2010.03.28

3月28日(日曜日)阪急東向日駅前を発車する、午前9時21分発の「善峰寺行き」のバスに乗り込みました。お天気は限りなく怪しい曇り空です。ゴールまで降らないで!とテルテル坊主にお願いをして家を出ました。下見で驚いたことは阪急東向日駅に到着したバスは、すでに座席は埋まり、立っている人が沢山いました。これはJR向日駅からのバスが発車するために、JRを利用する乗客で満席となってしまっているのです。事前にホームページでお知らせしていましたので、JRを利用する人もいました。
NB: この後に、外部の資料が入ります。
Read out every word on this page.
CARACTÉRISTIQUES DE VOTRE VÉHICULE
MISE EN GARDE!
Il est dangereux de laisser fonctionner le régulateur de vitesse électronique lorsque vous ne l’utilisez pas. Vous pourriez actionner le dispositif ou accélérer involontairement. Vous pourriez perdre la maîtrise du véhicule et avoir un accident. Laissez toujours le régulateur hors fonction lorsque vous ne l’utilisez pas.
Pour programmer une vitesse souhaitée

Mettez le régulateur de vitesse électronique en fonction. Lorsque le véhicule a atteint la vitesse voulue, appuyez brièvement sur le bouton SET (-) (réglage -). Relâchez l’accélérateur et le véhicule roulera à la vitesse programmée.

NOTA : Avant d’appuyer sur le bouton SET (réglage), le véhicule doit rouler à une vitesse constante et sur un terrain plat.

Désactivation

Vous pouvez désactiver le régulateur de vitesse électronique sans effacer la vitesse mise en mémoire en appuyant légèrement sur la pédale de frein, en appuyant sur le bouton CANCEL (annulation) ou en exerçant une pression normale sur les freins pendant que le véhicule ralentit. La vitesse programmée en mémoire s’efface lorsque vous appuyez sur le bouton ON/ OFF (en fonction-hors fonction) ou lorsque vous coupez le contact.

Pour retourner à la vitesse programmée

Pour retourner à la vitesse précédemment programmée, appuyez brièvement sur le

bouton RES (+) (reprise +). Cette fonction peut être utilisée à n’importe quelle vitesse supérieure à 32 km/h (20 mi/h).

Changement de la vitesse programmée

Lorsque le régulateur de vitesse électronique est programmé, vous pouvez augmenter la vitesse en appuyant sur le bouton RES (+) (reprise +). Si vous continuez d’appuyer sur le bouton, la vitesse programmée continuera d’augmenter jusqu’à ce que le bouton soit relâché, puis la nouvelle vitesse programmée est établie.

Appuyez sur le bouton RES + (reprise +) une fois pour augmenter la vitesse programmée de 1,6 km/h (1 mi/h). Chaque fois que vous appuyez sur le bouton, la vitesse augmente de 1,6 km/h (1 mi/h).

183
私達も阪神淀川駅から梅田に出て、JRを利用することにしました。ところが今日はガラ空きで阪急東向日を利用した人達も全員座って終点の善峰寺まで乗ることができました。ラッキー!出発前に靖ちゃんから「風邪ひいたので休むよ〜」の連絡をもらいました。お大事に〜。下見の時にドロンコ道の悪路に困ってしまいましたのでスパッツが、すぐ装着できるようにリュックの上に仕舞い、号令ひとつですぐ出せるようにしておきました。(結果としては、ほんの何人かがズボンをドロドロに汚していましたが、機械が洗濯をするので平気だそうですよ!)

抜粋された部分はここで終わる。